Friday, April 16, 2010

What a new study ignores re: Tommy John surgery


A new study finds that 95 percent of skeletally mature high school pitchers were satisfied with their Tommy John elbow reconstruction surgery. Almost as many (94.7 percent) returned to competitive baseball.

This is great news for young players who've been over pitched to the point that their elbows just quit. If they have the surgery, they're likely to be happy with the results. All but a few will get back to playing baseball.

My son had Tommy John surgery in 2006. He returned to baseball and, four years later, I think would say he's satisfied with the results. Still, it was an experience well worth avoiding. A few reasons why:

It's a serious operation performed under general anaesthesia. I can remember well my son's surgeon meeting with us before surgery and seeking his signature on a consent form. It detailed the things that could go wrong during this or any major operation: chance of damage to arteries or nerves, blood clots, stroke and death.

The rehab is grueling.

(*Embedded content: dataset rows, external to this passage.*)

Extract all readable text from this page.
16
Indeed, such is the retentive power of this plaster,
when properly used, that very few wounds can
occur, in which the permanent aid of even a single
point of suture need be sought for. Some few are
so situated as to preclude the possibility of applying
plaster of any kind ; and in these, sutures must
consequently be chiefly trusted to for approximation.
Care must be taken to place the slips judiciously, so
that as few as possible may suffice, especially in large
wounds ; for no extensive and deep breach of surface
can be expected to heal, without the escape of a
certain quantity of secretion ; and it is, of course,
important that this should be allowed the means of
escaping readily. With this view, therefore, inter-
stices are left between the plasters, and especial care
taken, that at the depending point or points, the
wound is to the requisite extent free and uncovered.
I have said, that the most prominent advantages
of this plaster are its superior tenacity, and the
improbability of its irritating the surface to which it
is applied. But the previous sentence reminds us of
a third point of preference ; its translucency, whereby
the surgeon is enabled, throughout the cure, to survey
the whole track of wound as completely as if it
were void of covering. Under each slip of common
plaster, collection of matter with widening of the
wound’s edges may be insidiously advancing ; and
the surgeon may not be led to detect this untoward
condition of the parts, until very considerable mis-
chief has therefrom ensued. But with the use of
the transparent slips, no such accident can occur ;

It took months of work - two or three as I remember - before my son could straighten his arm. It was another month or two before he began gently tossing a baseball and his first game back as a pitcher was more than a year after the operation. For much of that time, he was seeing a physical therapist each week, sometimes several times a week.

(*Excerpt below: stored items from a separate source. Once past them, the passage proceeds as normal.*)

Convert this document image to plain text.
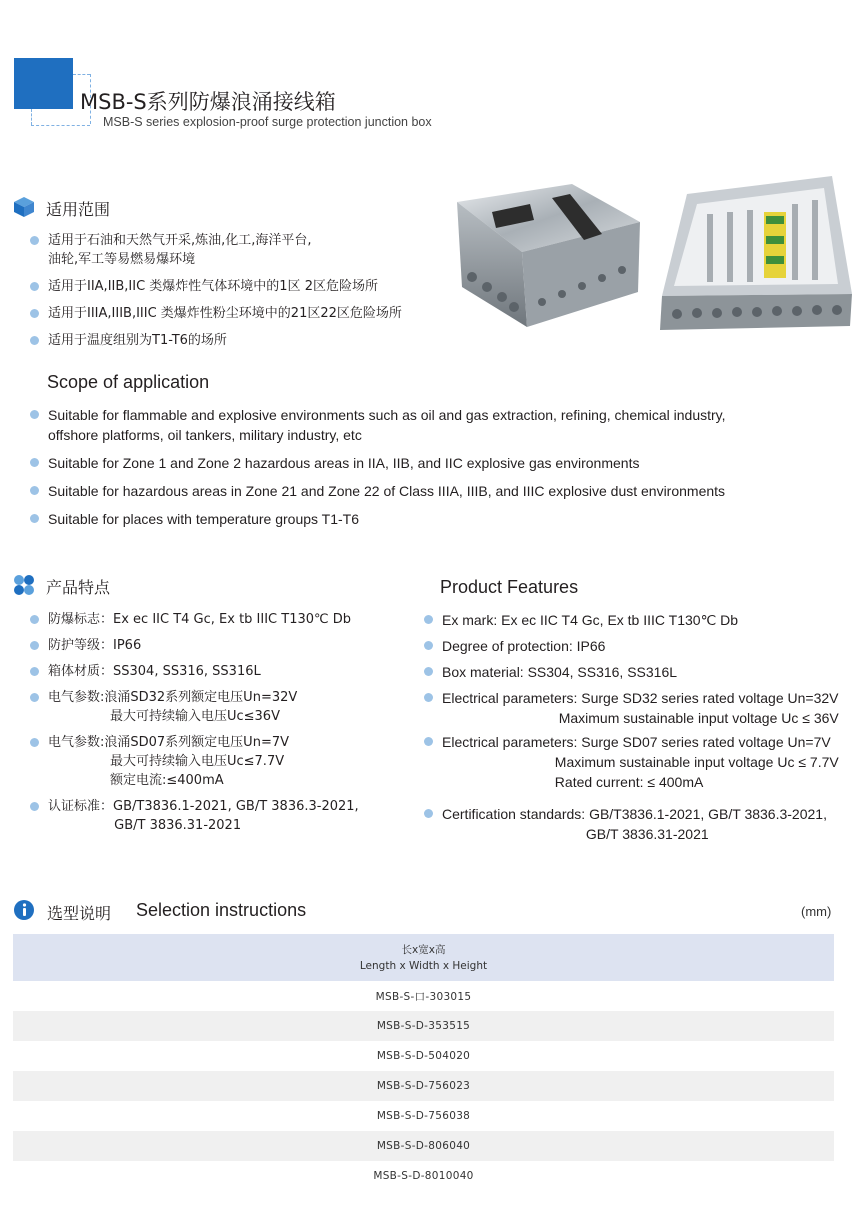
MSB-S系列防爆浪涌接线箱
MSB-S series explosion-proof surge protection junction box
适用范围
适用于石油和天然气开采,炼油,化工,海洋平台,
油轮,军工等易燃易爆环境
适用于IIA,IIB,IIC 类爆炸性气体环境中的1区 2区危险场所
适用于IIIA,IIIB,IIIC 类爆炸性粉尘环境中的21区22区危险场所
适用于温度组别为T1-T6的场所
Scope of application
Suitable for flammable and explosive environments such as oil and gas extraction, refining, chemical industry,
offshore platforms, oil tankers, military industry, etc
Suitable for Zone 1 and Zone 2 hazardous areas in IIA, IIB, and IIC explosive gas environments
Suitable for hazardous areas in Zone 21 and Zone 22 of Class IIIA, IIIB, and IIIC explosive dust environments
Suitable for places with temperature groups T1-T6
产品特点
防爆标志：Ex ec IIC T4 Gc, Ex tb IIIC T130℃ Db
防护等级：IP66
箱体材质：SS304, SS316, SS316L
电气参数:浪涌SD32系列额定电压Un=32V
最大可持续输入电压Uc≤36V
电气参数:浪涌SD07系列额定电压Un=7V
最大可持续输入电压Uc≤7.7V
额定电流:≤400mA
认证标准：GB/T3836.1-2021, GB/T 3836.3-2021,
GB/T 3836.31-2021
Product Features
Ex mark: Ex ec IIC T4 Gc, Ex tb IIIC T130℃ Db
Degree of protection: IP66
Box material: SS304, SS316, SS316L
Electrical parameters: Surge SD32 series rated voltage Un=32V
Maximum sustainable input voltage Uc ≤ 36V
Electrical parameters: Surge SD07 series rated voltage Un=7V
Maximum sustainable input voltage Uc ≤ 7.7V
Rated current: ≤ 400mA
Certification standards: GB/T3836.1-2021, GB/T 3836.3-2021,
GB/T 3836.31-2021
选型说明 Selection instructions	(mm)
长x宽x高
Length x Width x Height

MSB-S-口-303015
MSB-S-D-353515
MSB-S-D-504020
MSB-S-D-756023
MSB-S-D-756038
MSB-S-D-806040
MSB-S-D-8010040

There were doubts and setbacks. After some workouts - this was many months into his recovery - he'd report strange feelings in his arm. Phantom pains. Numbness. It was difficult to know whether these signaled that the operation had failed or simply were part of the healing process. In any case, they caused concern.

It wasn't cheap. I don't know the full amount that we and our insurance carrier spent getting my son's fastball back. Conservatively, I'd say $15,000.

So while I'm glad that Tommy John surgery has recorded a 95 percent patient satisfaction rate, my question to parents of young pitchers: How much more satisfying would it be to avoid the surgery?